= Dirtbag Clothing =

San Francisco-based apparel company

Dirtbag Clothing "Sheriff" Logo

Dirtbag Clothing is a San Diego–based clothing company, founded in 1996. Dirtbag manufactures various styles of clothing including streetwear, rock-n-roll and urban clothing, hoodies, flex-fits, women's tee-shirts/babydolls, and accessories. The company's business model relies heavily on internet sales, social media, and marketing. Dirtbag was projected to reach $1.4 million in sales as of 2004.

==History==
Dirtbag Clothing was founded by partners Douglas Canning and John Alves during their final year as film majors at San Francisco State University.

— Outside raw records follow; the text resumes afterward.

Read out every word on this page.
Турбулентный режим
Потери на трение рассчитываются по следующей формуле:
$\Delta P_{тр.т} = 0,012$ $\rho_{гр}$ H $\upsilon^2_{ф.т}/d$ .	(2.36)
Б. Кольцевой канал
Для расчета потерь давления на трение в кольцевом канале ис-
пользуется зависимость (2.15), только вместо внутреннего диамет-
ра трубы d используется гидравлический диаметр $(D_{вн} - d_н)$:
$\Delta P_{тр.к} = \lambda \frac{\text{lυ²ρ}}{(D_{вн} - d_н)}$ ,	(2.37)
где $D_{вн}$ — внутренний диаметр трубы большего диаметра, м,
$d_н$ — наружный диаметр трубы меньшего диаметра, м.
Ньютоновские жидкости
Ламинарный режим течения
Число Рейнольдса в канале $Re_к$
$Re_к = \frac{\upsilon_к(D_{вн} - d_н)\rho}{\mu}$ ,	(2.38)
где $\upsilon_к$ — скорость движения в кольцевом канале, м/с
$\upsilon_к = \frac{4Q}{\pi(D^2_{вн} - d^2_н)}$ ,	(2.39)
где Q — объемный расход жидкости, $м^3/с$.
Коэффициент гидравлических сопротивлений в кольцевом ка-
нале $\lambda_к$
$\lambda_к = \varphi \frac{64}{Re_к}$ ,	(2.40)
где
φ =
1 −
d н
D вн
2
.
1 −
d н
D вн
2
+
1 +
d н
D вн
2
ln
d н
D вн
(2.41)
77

Instead of starting with a catalog like most clothing companies, Canning began with a website. From there, he went to the websites of independent record labels to get email addresses for bands that would fit his demographic and offered a 40% discount on those willing to wear their merchandise.

In October 2008, Dirtbag re-launched its clothing site and added Jim Stroesser as CEO. Stroesser previously held senior executive positions at Nike, Oakley, Quiksilver, Pony and Converse. In November 2008, Dirtbag began offering a wide variety of t-shirts, hoodies, and headwear.

In 2009, the company started Dirtbag Music- a record label led by owner partners Doug Whitsit and Mark Evans. The label became an overnight success when their first act, Seasons After, launched into the top 40 with the hit: "Cry Little Sister". Dirtbag Music then briefly partnered with Warner Independent Label Group as one of their subsidiaries. Dirtbag Music ceases to exist, and Dirtbag Clothing is no longer affiliated with Mark Evans.

==Revenues==
Dirtbag Clothing had sales of approximately $1 million in 2002, half coming through online purchases. As of 2004, Dirtbag's revenues were projected at $1.4 million.

==Sponsors==
Dirtbag Clothing sponsors include performers and bands in the metal scene, including Slipknot, Fear Factory, Jerry Cantrell, Drowning Pool, Shadows Fall, Black Label Society, Brand New Sin, Machine Head, Papa Roach and Hinder.